There was a lot of hope this season within the Boston Red Sox organization that Dustin Pedroia, a face of the franchise over the last decade, would finally return to everyday baseball activities after struggling with a knee injury over the last two years. While the outlook was optimistic coming into spring training, the season began and Pedroia was still unable to return to standard baseball activities.
That optimism slowly dwindled, and as the Sox near the end of May, fans and teammates alike are starting to come to terms with the fact that they may never see Pedroia play again. On Monday, the team held a press conference with Pedroia, during which he said his knee will “never heal” and he’ll take some time away from the game while coming to terms with that. From the sounds of it, he’ll consider retirement as well during this time, and if this is it, it’s been quite a ride for Pedroia and his legion of faithful fans.

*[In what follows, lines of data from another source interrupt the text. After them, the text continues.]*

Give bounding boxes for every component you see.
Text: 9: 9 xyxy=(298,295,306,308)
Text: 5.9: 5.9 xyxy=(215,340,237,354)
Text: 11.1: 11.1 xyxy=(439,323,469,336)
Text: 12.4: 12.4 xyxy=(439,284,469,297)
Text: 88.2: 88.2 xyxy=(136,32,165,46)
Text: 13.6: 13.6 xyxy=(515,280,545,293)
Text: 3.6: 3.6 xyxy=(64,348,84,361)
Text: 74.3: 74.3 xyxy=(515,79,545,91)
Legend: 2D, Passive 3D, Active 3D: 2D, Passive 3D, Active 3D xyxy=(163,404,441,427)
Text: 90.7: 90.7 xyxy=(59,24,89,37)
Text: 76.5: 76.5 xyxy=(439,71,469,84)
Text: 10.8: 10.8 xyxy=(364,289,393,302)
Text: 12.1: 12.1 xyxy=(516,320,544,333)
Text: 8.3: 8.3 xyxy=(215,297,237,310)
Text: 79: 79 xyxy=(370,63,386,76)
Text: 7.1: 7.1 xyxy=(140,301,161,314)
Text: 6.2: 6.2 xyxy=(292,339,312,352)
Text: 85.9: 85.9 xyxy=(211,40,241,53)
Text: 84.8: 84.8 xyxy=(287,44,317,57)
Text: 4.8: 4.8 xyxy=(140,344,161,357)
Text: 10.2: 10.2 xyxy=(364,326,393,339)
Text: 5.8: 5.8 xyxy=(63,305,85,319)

The feisty second baseman burst onto the scene in 2007, winning Rookie of the Year while playing a big part in bringing Boston their second World Series title in four years. He emerged as a leader for a franchise and a fanbase that has always loved their underdogs. He won MVP in 2008, and for the next six years became as synonymous with Red Sox baseball as David Ortiz, accumulating a .299 career average and over 1,800 hits. He and his teammates rallied for an unlikely championship in 2013 to bring together a city shaken to its core following the Boston Marathon bombings.
Growing up watching Pedroia, it was always about more than baseball. Watching a 5’9″ second baseman take gigantic cuts at every pitch (and connecting more often than he should have) was mesmerizing. Ortiz was firmly entrenched as a favorite in every Sox household, but the chances of a plump Irish kid like me becoming a beefy 6’3″ DH who can mash monster home runs onto Causeway Street were slim. So for myself, and thousands of kids just like me, Pedroia became the idol we fawned over. It didn’t matter that he was undersized and didn’t look like he belonged. He competed like a maniac to make up for any deficiencies in his stature. It was never boring watching the scrappiest player in the league dust up his uniform every day diving for ground balls up the middle.
So if this is it for Pedroia, it was a hell of a run. Three World Series championships (even though he didn’t play on last year’s team it still counts), an MVP trophy, a generation of young ballplayers inspired, and a city that will continue to idolize him for decades to come. He was never supposed to be this good, just like the 2013 Red Sox were never supposed to win a championship. Pedroia defied the odds as long as he could. It’s only natural he goes down fighting to play until he can barely walk. It’s who he was as a player, and how we’ll remember him.